The GOff implementation at a helper node consists of two parts – a daemon and a network socket library. The daemon implements the core GOff functionality, i.e., control plane signaling and data plane classification. Helper applications interact with the daemon through GOff socket library calls, as described in Section 6.1.2. In an ideal clean slate implementation, the functionality implemented by the daemon will be part of the OS net-work stack and the socket library will be direct system calls. However, in our prototype, the daemon is a userlevel Click router, with which the socket library interacts over a local TCP connection. The daemon uses the tun [93] device to intercept outgoing packets and to transfer incoming packets to regular network processing after stripping out CLayer headers.

GOff-enabling an existing helper application often simply involves replacing BSD socket calls with their GOff equivalents. For example, porting wget required changes in just 10 lines of code. GOff-enabling applications like the elinks web browser, which support richer semantics like HTTP sessions consisting of multiple TCP flows, requires slightly more work.

The application must remember the session handle for inclusion in clconnect calls for all TCP connections in the same session. Often, as in the case of elinks, we only need to augment existing session data structures in the application code with an extra field to store the GOff session handle.

Table 6.1. Lines of code of our prototype GOff implementation

Our prototype GOff implementation also supports unmodified helper applications, since its core functionality is implemented by the standalone daemon. However, classification semantics are restricted to those the daemon can infer without application input. For example, it cannot aggregate TCP connections into HTTP sessions. However, it can classify all packets originating from the same host. Such information can be used by simple layer-3 load balancers to correctly spread traffic. Unlike using source IP addresses, this method does not violate HTTP session stickiness nor causes load skew in the presence of NATs or Mega Proxies.

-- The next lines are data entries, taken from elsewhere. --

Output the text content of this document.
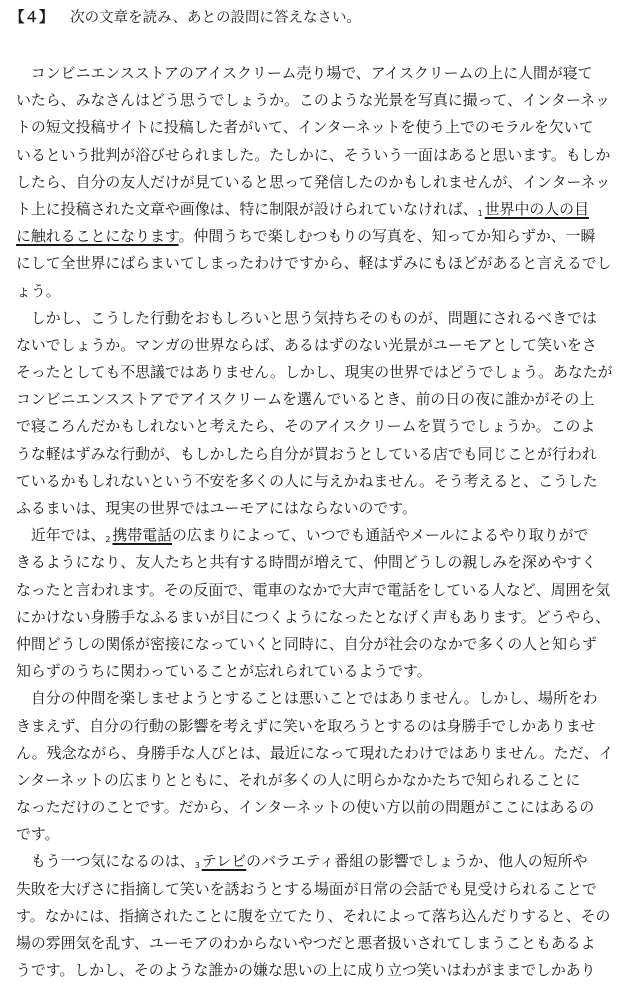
【４】 次の文章を読み、あとの設問に答えなさい。
　コンビニエンスストアのアイスクリーム売り場で、アイスクリームの上に人間が寝て
いたら、みなさんはどう思うでしょうか。このような光景を写真に撮って、インターネッ
トの短文投稿サイトに投稿した者がいて、インターネットを使う上でのモラルを欠いて
いるという批判が浴びせられました。たしかに、そういう一面はあると思います。もしか
したら、自分の友人だけが見ていると思って発信したのかもしれませんが、インターネッ
ト上に投稿された文章や画像は、特に制限が設けられていなければ、1 世界中の人の目
に触れることになります。仲間うちで楽しむつもりの写真を、知ってか知らずか、一瞬
にして全世界にばらまいてしまったわけですから、軽はずみにもほどがあると言えるでし
ょう。
　しかし、こうした行動をおもしろいと思う気持ちそのものが、問題にされるべきでは
ないでしょうか。マンガの世界ならば、あるはずのない光景がユーモアとして笑いをさ
そったとしても不思議ではありません。しかし、現実の世界ではどうでしょう。あなたが
コンビニエンスストアでアイスクリームを選んでいるとき、前の日の夜に誰かがその上
で寝ころんだかもしれないと考えたら、そのアイスクリームを買うでしょうか。このよ
うな軽はずみな行動が、もしかしたら自分が買おうとしている店でも同じことが行われ
ているかもしれないという不安を多くの人に与えかねません。そう考えると、こうした
ふるまいは、現実の世界ではユーモアにはならないのです。
　近年では、2 携帯電話の広まりによって、いつでも通話やメールによるやり取りがで
きるようになり、友人たちと共有する時間が増えて、仲間どうしの親しみを深めやすく
なったと言われます。その反面で、電車のなかで大声で電話をしている人など、周囲を気
にかけない身勝手なふるまいが目につくようになったとなげく声もあります。どうやら、
仲間どうしの関係が密接になっていくと同時に、自分が社会のなかで多くの人と知らず
知らずのうちに関わっていることが忘れられているようです。
　自分の仲間を楽しませようとすることは悪いことではありません。しかし、場所をわ
きまえず、自分の行動の影響を考えずに笑いを取ろうとするのは身勝手でしかありませ
ん。残念ながら、身勝手な人びとは、最近になって現れたわけではありません。ただ、イ
ンターネットの広まりとともに、それが多くの人に明らかなかたちで知られることに
なっただけのことです。だから、インターネットの使い方以前の問題がここにはあるの
です。
　もう一つ気になるのは、3 テレビのバラエティ番組の影響でしょうか、他人の短所や
失敗を大げさに指摘して笑いを誘おうとする場面が日常の会話でも見受けられることで
す。なかには、指摘されたことに腹を立てたり、それによって落ち込んだりすると、その
場の雰囲気を乱す、ユーモアのわからないやつだと悪者扱いされてしまうこともあるよ
うです。しかし、そのような誰かの嫌な思いの上に成り立つ笑いはわがままでしかあり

GOff processing in a layer-4 classifier like a QoS router mainly involves adding Class-Reqs, extracting CLayer headers from packets and using the embedded classification results to appropriately forward them. Using libraries from our core GOff code, we GOff-enabled existing Click modules implementing different classifier functionality in under 200 lines of code on average. GOff-enabling the haproxy layer-7 load balancer was similar to that of a helper application, albeit using some additional GOff socket calls to retrieve classification results from the daemon.

We used Google protobufs [13] to encode/decode CLayer headers, instead of designing our own header format. Although the dynamic nature of protobufs slightly increases header

size and encode/decode complexity over a fixed width format, it greatly increased the pace and ease of prototyping.